KoboldAI / KoboldAI-Client

For GGUF support, see KoboldCPP: https://github.com/LostRuins/koboldcpp
https://koboldai.com
GNU Affero General Public License v3.0
3.51k stars 758 forks source link

Update pytorch+rocm to latest Version #237

Closed waffshappen closed 1 year ago

waffshappen commented 1 year ago

Tested on a Steam Deck with HSA_OVERRIDE_GFX_VERSION=10.3.0 as env in the docker-compose.yml. Successfully loads and runs OPT up to 350m on the gpu, most layers on 1.3B and up to 14 Layers of 2.7B Models.

I did not observe any Breakage with the updated pytorch Version (Tested with Story and OPT, not with Adventure Models) but more widespread Tests might be required.

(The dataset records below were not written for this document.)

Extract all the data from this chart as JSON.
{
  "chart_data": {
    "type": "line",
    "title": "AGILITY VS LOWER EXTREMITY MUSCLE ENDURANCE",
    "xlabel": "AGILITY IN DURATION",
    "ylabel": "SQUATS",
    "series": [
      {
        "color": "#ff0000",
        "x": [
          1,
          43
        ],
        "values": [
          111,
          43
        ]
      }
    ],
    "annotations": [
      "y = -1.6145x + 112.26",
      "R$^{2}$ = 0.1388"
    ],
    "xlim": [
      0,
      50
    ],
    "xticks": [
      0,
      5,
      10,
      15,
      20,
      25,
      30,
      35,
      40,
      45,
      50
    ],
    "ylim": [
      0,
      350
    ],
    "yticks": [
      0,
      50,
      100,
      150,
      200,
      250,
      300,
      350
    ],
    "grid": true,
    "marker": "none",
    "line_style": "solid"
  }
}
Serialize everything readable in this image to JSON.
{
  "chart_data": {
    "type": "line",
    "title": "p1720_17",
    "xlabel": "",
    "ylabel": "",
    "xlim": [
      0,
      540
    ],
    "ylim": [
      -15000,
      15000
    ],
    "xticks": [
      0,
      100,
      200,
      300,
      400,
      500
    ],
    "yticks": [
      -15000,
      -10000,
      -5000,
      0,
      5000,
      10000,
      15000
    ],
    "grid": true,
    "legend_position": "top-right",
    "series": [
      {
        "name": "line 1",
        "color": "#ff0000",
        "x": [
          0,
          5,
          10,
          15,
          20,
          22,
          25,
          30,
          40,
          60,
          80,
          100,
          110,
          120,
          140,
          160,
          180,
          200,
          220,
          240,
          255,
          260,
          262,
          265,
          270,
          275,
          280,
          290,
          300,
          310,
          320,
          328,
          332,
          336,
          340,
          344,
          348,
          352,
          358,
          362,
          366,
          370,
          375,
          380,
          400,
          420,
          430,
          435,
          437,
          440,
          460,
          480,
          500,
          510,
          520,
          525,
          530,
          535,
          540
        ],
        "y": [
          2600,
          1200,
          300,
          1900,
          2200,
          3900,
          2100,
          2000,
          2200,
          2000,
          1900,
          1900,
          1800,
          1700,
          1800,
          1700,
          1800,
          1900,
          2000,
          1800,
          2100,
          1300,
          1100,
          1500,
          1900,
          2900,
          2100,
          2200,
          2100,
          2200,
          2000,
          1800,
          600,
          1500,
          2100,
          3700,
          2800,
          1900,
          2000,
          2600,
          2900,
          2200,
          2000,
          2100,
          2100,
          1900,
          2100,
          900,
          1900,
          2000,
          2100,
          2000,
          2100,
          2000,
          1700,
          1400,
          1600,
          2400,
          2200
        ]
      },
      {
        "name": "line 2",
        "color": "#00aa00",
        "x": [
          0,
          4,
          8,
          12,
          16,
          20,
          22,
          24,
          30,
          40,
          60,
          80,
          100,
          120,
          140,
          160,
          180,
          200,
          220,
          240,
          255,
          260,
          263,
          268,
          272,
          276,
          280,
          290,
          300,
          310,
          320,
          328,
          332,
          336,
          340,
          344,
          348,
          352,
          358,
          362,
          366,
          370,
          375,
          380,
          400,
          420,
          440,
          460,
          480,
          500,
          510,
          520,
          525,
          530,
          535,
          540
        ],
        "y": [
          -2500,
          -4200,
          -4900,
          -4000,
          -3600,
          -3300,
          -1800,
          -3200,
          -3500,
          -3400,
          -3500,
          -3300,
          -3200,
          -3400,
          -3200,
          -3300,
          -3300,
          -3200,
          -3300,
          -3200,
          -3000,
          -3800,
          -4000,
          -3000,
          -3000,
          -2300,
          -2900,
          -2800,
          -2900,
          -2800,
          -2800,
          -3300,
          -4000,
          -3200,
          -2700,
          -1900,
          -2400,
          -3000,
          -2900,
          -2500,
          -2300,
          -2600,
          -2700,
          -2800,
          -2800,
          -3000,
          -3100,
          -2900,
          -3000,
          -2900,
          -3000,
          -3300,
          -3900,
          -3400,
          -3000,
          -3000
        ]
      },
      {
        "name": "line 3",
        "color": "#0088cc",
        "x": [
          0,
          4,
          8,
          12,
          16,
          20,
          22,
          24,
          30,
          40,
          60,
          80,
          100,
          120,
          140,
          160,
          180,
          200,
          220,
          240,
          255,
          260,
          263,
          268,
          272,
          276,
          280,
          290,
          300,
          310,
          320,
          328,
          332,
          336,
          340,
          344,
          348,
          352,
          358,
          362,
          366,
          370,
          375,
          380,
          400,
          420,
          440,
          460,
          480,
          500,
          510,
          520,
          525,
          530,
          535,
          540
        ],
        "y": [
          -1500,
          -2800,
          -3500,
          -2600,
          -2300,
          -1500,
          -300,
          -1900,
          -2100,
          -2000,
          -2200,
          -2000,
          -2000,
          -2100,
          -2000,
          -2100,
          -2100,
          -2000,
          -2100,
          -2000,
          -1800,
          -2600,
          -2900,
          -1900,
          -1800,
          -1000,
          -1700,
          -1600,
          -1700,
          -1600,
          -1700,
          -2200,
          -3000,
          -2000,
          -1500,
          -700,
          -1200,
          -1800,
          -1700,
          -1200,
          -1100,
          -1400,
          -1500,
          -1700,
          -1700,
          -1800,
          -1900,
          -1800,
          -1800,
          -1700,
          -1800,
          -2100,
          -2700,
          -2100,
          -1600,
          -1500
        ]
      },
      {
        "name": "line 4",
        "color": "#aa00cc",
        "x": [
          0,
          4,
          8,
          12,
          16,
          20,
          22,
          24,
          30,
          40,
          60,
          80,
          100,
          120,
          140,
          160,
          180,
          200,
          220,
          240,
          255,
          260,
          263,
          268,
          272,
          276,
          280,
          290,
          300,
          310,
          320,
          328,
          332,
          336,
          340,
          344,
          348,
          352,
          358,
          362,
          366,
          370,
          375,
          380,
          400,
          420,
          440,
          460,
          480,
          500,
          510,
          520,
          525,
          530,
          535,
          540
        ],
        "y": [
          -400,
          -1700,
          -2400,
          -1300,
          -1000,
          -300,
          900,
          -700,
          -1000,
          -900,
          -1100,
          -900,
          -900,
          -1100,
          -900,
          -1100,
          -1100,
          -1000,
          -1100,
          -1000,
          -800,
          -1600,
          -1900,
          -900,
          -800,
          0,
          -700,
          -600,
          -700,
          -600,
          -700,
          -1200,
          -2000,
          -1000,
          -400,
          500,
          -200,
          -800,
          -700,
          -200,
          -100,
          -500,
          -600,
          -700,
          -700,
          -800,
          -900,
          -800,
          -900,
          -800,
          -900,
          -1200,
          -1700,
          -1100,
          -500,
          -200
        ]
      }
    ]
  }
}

henk717 commented 1 year ago

Is there something the older pytorch prevents from happening? If not i'd rather see this pull on the version on my own Github so we can have it in the beta branch first. I am always a bit hesitant to update the official version's dependencies unless there is a need to do so.

waffshappen commented 1 year ago

Is there something the older pytorch prevents from happening?

Yes, mostly it working on the Steam Deck GPU (Fedora 37, Latest podman). It reliably works, for hours (tested with a script that kept hitting the submit Button to keep generating) with 5.2 but the older pytorch fails, usually on the first or second submission, with memory errors that are not consistently the same each run. (radeontop does not show any memory full issue, nor do any logs show memory running full).

Plus the package index does not show a pytorch1.12+rocm5.2 for me.

CPU only generation works reliably with both.

Sadly this is my only RDNA2 gpu i have to test it at all - and my 7900XTX disappointingly has been left in the dust by AMD with nothing but a possible hint of support at all in 5.5.0 so waiting to test that with a pytorch2+rocm5.5 nightly in the far far future.

0cc4m commented 1 year ago

I found another thing: When using two AMD GPUs, KoboldAI only outputs incoherent text when splitting a model across them. Using the up-to-date torch version of this PR fixes it and allows AMD users to use multiple GPUs together. @henk717

0cc4m commented 1 year ago

@waffshappen Latest is 1.13.1, any particular reason you chose 1.13.0? I tested the two GPU fix only with 1.13.1

waffshappen commented 1 year ago

@waffshappen Latest is 1.13.1, any particular reason you chose 1.13.0? I tested the two GPU fix only with 1.13.1

I did not see them when i initially made this MR, maybe they got added since?

ClashSAN commented 1 year ago

@waffshappen how interesting. how much vram would it take to run 350m? Did you increase allocated gpu vram to 4g in bios settings? Maybe you could write a gist if this isn't the right place, always cool to see people trying ML-related things with Steam Deck

MrGrymReaper commented 1 year ago

Maybe take it a bit further to version 5.5 of amd rocm and keep an eye out for the first releases if not already available for consumer GPUs.

0cc4m commented 1 year ago

@MrGrymReaper KoboldAI uses pytorch, we can switch to ROCm 5.5 once Pytorch does. So far they use 5.4.2

henk717 commented 1 year ago

Also worth noting on United we had regressions so Pytorch 2.0 was reverted. So hopefully when ROCm gets more stable we can reintroduce it there. Currently not comfortable with the change on the main version as a result, but United has the most recent one that was tested to be stable ready to use.